I decided to set my sights on another school and applied to Elon University instead, hoping that this would be my dream school, where I could make my aspiration of becoming a journalist come true. I learned later that I was only accepted for Spring admission. When my dad told me I absolutely could not skip Fall semester, another dream college was ripped from my hands. No negotiating: I needed to pick a school for the Fall and I could work on transferring to Elon in the Spring.

Enter Fairfield University. Fairfield was a beautiful school nestled in a picturesque Connecticut town that was close to some of my relatives and only a few miles from the beach. It was similar to Loyola in that it was small, Jesuit, and had D1 sports. It also had a small journalism program that I could start in that Fall. I'd received an academic scholarship, which made it an easy choice as my "Fall school."

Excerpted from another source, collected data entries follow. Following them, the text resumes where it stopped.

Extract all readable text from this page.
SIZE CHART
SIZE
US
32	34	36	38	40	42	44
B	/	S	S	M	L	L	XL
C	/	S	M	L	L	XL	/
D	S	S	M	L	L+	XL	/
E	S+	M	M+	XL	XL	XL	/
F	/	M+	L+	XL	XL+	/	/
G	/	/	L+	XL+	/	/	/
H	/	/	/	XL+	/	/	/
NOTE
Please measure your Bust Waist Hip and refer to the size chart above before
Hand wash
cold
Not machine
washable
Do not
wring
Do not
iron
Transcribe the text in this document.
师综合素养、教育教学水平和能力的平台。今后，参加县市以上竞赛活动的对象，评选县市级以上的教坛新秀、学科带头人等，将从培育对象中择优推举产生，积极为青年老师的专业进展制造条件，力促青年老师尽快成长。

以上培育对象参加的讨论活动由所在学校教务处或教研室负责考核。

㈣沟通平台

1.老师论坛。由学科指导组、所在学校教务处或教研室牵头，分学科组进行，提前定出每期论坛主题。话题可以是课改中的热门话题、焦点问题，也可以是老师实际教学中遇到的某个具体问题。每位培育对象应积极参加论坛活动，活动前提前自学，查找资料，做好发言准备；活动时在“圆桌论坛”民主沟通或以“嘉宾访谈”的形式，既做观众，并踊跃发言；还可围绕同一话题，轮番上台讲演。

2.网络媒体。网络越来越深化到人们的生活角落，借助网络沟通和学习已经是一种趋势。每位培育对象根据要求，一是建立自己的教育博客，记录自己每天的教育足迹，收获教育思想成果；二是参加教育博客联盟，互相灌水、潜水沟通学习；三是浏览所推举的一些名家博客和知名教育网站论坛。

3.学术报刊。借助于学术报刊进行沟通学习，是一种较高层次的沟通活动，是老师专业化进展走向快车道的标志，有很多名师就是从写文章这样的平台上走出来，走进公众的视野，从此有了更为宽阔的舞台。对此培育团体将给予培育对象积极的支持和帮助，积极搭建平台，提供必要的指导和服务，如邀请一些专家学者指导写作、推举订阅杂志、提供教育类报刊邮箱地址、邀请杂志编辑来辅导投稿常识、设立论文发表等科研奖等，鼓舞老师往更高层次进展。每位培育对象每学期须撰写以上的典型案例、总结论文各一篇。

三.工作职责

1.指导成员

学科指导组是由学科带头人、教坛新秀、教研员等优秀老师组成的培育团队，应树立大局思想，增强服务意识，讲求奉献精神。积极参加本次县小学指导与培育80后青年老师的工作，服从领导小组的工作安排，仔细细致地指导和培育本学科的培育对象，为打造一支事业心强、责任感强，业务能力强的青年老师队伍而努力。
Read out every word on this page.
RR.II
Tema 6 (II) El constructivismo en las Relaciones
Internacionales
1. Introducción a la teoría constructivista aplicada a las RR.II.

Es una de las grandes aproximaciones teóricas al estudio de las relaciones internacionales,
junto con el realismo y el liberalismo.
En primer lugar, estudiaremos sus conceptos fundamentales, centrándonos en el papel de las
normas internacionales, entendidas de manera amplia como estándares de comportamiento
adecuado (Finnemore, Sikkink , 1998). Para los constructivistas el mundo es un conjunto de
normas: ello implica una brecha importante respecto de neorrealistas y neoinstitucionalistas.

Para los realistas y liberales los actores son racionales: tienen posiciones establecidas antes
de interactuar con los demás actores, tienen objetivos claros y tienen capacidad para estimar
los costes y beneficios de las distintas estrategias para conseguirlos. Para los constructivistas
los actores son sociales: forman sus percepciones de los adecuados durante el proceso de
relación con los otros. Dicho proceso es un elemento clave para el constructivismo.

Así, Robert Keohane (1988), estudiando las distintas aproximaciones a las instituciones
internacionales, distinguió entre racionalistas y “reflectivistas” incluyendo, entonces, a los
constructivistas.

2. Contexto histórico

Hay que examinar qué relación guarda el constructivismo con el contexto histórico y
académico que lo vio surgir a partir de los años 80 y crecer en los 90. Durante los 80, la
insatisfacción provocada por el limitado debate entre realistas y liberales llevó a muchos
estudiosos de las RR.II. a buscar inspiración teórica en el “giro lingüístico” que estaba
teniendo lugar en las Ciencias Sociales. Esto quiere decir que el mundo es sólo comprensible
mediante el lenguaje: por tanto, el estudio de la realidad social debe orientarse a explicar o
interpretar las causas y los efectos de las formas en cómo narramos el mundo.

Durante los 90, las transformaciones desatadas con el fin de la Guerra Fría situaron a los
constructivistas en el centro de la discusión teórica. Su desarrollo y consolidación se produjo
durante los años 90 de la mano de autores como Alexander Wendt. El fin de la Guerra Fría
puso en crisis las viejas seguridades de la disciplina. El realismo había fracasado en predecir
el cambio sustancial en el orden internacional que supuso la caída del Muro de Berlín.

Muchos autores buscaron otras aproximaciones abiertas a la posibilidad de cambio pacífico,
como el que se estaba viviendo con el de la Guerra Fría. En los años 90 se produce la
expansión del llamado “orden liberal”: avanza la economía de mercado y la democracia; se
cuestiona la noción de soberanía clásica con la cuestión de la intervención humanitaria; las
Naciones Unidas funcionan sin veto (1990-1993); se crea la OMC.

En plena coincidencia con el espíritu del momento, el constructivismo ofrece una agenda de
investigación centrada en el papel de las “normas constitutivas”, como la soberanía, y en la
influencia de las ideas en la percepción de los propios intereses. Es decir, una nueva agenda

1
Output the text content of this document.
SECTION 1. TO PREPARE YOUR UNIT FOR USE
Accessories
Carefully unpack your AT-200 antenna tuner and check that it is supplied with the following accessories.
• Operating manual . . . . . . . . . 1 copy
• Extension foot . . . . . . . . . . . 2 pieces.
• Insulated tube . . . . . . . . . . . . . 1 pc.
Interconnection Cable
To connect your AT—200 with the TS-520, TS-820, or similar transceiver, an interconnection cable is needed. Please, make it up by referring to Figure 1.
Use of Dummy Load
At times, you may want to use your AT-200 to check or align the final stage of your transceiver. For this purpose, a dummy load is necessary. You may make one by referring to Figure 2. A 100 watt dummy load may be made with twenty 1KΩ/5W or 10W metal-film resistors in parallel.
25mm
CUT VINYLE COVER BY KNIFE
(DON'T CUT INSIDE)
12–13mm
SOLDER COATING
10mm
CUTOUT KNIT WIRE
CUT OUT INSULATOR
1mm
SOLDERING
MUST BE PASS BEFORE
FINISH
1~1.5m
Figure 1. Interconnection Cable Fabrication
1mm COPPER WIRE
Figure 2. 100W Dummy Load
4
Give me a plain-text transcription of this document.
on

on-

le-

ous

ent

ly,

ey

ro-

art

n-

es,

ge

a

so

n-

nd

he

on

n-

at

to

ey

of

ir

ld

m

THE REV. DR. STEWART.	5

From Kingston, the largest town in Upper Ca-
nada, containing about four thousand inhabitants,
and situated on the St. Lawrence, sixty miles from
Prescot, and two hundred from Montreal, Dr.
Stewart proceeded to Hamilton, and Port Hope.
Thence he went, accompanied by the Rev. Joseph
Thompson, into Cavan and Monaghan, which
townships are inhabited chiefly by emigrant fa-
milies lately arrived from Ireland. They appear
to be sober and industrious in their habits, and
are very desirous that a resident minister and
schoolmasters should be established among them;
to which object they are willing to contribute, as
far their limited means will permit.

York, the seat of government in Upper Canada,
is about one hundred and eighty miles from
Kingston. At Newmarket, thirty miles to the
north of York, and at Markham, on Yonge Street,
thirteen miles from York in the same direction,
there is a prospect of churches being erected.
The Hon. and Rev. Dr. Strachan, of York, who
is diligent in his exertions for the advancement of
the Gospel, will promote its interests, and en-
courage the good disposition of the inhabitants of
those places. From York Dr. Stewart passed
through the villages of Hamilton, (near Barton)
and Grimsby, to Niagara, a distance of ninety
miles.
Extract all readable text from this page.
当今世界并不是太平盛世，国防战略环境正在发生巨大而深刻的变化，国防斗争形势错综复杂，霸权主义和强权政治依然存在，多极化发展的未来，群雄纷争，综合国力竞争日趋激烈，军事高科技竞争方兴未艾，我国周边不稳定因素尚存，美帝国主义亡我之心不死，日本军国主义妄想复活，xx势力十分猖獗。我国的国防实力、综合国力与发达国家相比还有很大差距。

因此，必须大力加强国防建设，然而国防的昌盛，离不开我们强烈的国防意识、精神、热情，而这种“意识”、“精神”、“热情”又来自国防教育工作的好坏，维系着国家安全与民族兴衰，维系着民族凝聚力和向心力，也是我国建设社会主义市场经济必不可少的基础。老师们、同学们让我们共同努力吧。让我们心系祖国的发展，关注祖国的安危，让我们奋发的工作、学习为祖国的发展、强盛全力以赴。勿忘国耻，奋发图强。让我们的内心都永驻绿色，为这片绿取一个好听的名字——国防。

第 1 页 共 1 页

Ultimately, I never ended up leaving Fairfield. The more I stayed, the more it felt like the place I was meant to be. I met friends and started a chapter of Her Campus. I eventually moved to the beach my senior year, got an internship nearby, and graduated in May 2015. No, I technically didn't end up at what I thought was my "dream school," but Fairfield ultimately became that for me.

What I realized was that it didn't matter what the name of my university was. It was the friends that I made there, the experiences that I had, and the hard work I put in that led me to the place I am in now.

Life would have been so different if my parents had said yes to me going to a school that wasn't financially feasible for them or was poorly timed for me. I wouldn't have met my best friends who I still talk to every single day; I wouldn't have started Her Campus at Fairfield, which led me to several internships and job openings; and I wouldn't have lived at the beach. Who knows, I might not even be working for POPSUGAR right now if I hadn't gone to Fairfield either.

The moral of the story is: there's a reason we are where we are and why we are given challenges to overcome. Sidestepping those challenges by paying for a child's unfair advantage could set a student's life in a different direction than they were ultimately meant to be in (not to mention, the way these parents went about it was completely illegal).

I'm thankful that my "dream school" wasn't what ended up actually being my dream school. Going to Fairfield University established so many wonderful things that are now a part of my life, and that is more of a dream than attendance at any other school I could have asked for.